To supplement the discussion we were having in comments about conservation strategies, I managed to locate a study from MIT that I recalled from several years ago. In the article the authors (and a classful of students) analyzed a variety of lifestyles, energy consumption profiles, and carbon footprints. Here’s a quick sketch of what they found:
- Shared services, e.g. defense, roads, education, etc. result in a floor for the impact of individual action.
- Carbon footprint increases exponentially with income.
- The combination of the floor mentioned above and carbon footprint increasing exponentially with income means that the ability of people of middle income to reduce their carbon footprints dramatically is actually quite limited.
- The same factors make it impossible for people at lower income levels to reduce their carbon footprint at all.
So, for example, Bill Gates’s carbon footprint is 10,000 times that of the average person. My calculations suggest that the combined carbon footpints of the 10,000 highest income earners comprise a very high proportion of the whole. Said another way very little can be accomplished while shielding the highest income earners from the effects of whatever policy is put in place or putting in place a policy to which they are unlikely to respond.
A few snippets from the study:
none of the life styles studied here ever resulted in an energy requirement below 120GJ (in 1997).

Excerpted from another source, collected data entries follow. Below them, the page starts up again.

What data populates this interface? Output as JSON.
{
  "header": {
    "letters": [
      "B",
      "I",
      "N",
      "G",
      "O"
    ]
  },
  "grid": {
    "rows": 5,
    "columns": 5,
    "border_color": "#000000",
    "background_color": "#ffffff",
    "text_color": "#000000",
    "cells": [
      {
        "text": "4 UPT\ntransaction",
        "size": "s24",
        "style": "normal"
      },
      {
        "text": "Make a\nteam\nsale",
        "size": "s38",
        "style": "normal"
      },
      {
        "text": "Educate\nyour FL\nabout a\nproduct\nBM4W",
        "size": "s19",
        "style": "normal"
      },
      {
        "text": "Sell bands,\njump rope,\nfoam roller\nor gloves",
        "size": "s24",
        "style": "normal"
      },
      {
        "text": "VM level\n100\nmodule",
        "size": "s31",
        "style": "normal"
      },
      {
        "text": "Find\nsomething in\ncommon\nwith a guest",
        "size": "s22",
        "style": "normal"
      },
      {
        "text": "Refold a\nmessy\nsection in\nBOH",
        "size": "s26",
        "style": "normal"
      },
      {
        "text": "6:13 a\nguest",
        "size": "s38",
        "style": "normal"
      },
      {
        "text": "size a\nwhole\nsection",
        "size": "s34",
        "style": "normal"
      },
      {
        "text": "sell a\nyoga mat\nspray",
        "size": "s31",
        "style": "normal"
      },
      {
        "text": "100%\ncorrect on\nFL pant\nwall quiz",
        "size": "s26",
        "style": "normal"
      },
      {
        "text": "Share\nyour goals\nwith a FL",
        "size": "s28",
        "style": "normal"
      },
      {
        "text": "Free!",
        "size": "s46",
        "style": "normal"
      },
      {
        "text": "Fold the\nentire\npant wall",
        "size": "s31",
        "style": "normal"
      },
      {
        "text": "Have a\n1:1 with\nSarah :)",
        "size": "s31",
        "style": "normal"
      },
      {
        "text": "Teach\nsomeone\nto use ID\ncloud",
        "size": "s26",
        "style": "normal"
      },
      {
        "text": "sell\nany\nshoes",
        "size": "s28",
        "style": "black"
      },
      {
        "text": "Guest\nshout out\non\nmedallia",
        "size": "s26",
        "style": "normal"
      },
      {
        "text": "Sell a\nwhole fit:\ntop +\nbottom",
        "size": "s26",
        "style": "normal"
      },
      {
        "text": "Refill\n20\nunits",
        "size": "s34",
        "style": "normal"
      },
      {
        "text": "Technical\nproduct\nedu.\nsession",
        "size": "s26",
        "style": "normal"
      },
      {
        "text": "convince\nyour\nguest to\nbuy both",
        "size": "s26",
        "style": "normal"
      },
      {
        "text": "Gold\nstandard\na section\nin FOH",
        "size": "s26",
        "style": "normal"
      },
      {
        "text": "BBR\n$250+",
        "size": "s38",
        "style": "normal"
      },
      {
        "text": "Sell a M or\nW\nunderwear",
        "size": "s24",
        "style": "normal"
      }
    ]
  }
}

This includes the life style of a five year old child, a homeless person and a Buddhist monk.
and
due to the combined effects of subsidies and rebound, the magnitude of possible reductions in energy use for people in the United States by voluntary changes in spending patterns appears limited.
To me at least this suggests that some of the frequently encountered strategies, e.g. carbon trading, a carbon tax, should be re-thought. As I indicated in comments if the objective is to reduce our collective carbon footprint the very most important thing we could do is to reduce the size of our military (with commensurate reduction in military activity). I continue to believe that this can be done without adversely affecting national security.
Beyond that (and in the realm of individual action) the most important actions will necessarily be those taken by the highest income earners. Not only is that where there’s the most to optimize but, frankly, there just isn’t enough to target among the lowest income earners. Strategies that fall hardest on the lowest income earners are very unlikely to accomplish the goal.
It’s not clear to me what a strategy targeted at the super-producers would look like. My offhand guess is that government action probably won’t be effective. I think that shame would be the most effective weapon. However, that would require such a dramatic change in societal attitudes that I despair of such a thing taking place.